The one on the left is the antipasti we were served in the most beautiful village just over the border in Italy. It's called Apricale and if you ever get the chance to go there do. There is also the most wonderful B&B there called Apricus Locanda. It's in the hills behind Ventimiglia - a mere half hour or so from the coast. Below is the café in the square and the view from it. yes that's a village on the top of the opposite hill.

The point of all of this though is to show how to produce a perfect moment simply. Well obviously we cannot reproduce a mountain top Italian village which is just travel porn really, but we have our own beauty spots here in Melbourne, even in our own neighbourhoods and even in the less desirable neighbourhoods of the city. Maybe even in your garden. Melbourne is good with green spaces, and even if there is not one very close, you never have to travel very far to find one. The food on offer in Apricale was also very, very simple. Well I don't know who made the terrine - whether it was the café itself or whether it was bought in from some artisan craftsman, but it's a very easy thing to source something wonderful like that terrine - or even slightly less wonderful here in Melbourne. Even your local supermarket has options. You can make it yourself if you like too - and it's not that difficult because really it's just a meatloaf. Serve it with some fresh salad greens and some perfect sun-dried tomatoes and voilà - the perfect entrée. The setting and the moment is up to you. And I think even I could manage to make it look good on a plate.


That particular antipasto, fulfilled all of the very wise things that Elizabeth David has to say about this course of a meal, as expressed in French Provincial Cooking.


"So far from appearing contrived, or zealously worked on, each dish looks as if it had been freshly imagined, prepared for the first time, especially for you. ...


"the main object of an hors-d'oeuvre is to provide something beautifully fresh-looking which will at the same time arouse your appetite and put you in good spirits. ...


"One needs imagination and taste and a sense of moderation; one must be able to resist the temptation to overdo it and unbalance the whole meal by offering such a spread that the dishes to follow don't stand a chance." Elizabeth David


And I, for one, certainly have a tendency to do that last thing.


The other dish at the top of the page is also extremely simple in that it is a gorgeous French apple tart bought from the local patisserie for our dinner at one of the houses we rented with friends in the French countryside. You might have to look further afield for such a treat here. If you live in one of the trendy suburbs it won't be a problem, but elsewhere you may have to search a bit. Although now that I think of it, Eltham, anyway, has a few options for buying hand-made tarts and cakes and so on that at least look pretty impressive. To be honest I cannot remember how that particular tart tasted, but it certainly looks magnificent.

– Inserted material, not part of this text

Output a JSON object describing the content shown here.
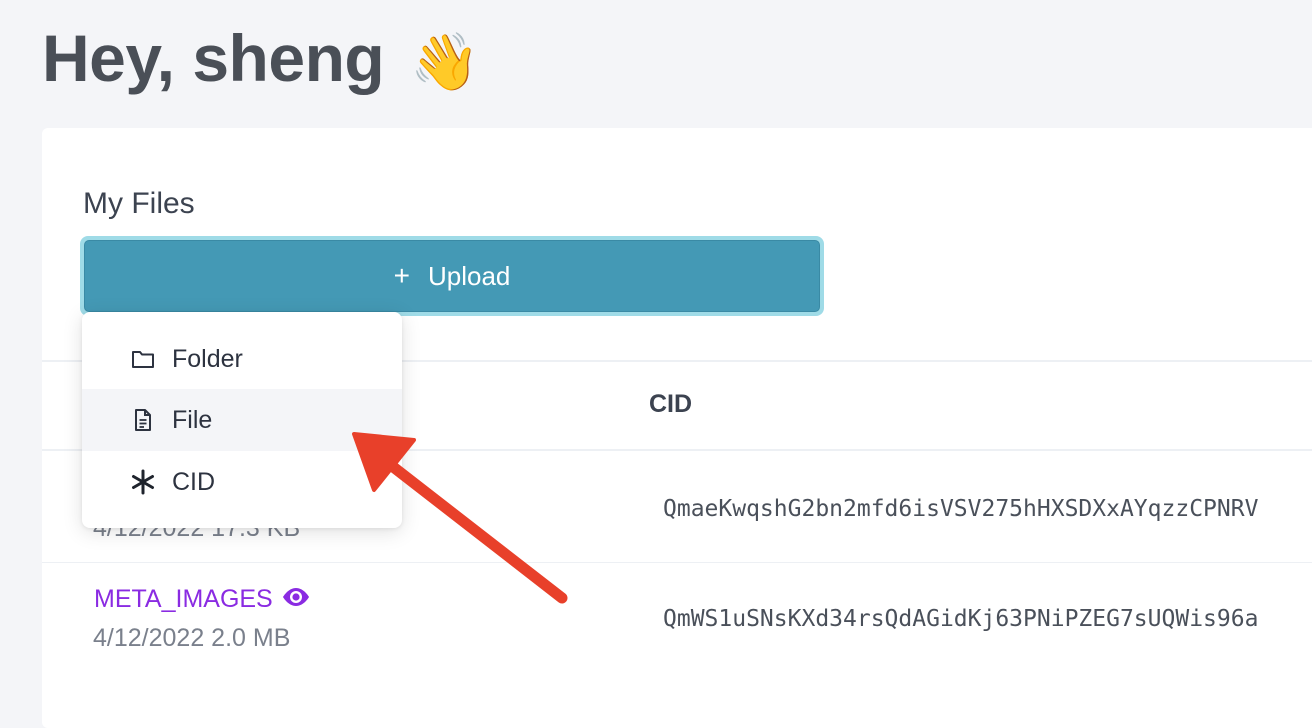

Why am I pondering on this? Well two reasons really. The first is that last night we ate the meal we cooked with the grandchildren. It was not a difficult dish, but had quite a few spices and other elements to it and a Mexican kind of taste. And frankly, I didn't like it all that much. It looked good, but I didn't like the taste so much - maybe I put in too much cumin? Maybe it needed some lemon juice as well? Maybe I just wasn't in the mood. But it has made me yearn for something simple and soothing - a simple creamy pasta perhaps, or some old-fashioned English dish, asparagus soup ... Not today though, I'm fasting.


And the other thing is the relevance of such treats to the picnic. Because soon we shall all be picnicking. We can now meet with one other group, up to ten people in all, outside, and I'm sure that a lot of people will be picnicking and barbecuing in the park as a result. Alas, our entire family cannot meet - too many people and too many groups, but we can meet in sections. I'm willing to bet that the food industry will be pushing picnic wares, and sausages and steaks as a result. Not to mention the prawns for the barbie of course. Maybe we should organise a small picnic in our garden somewhere. That would be even simpler than a picnic in the park as we wouldn't have to pack everything up and then find we had forgotten something crucial.


Maybe I'll make a terrine. I haven't done one for a very long time.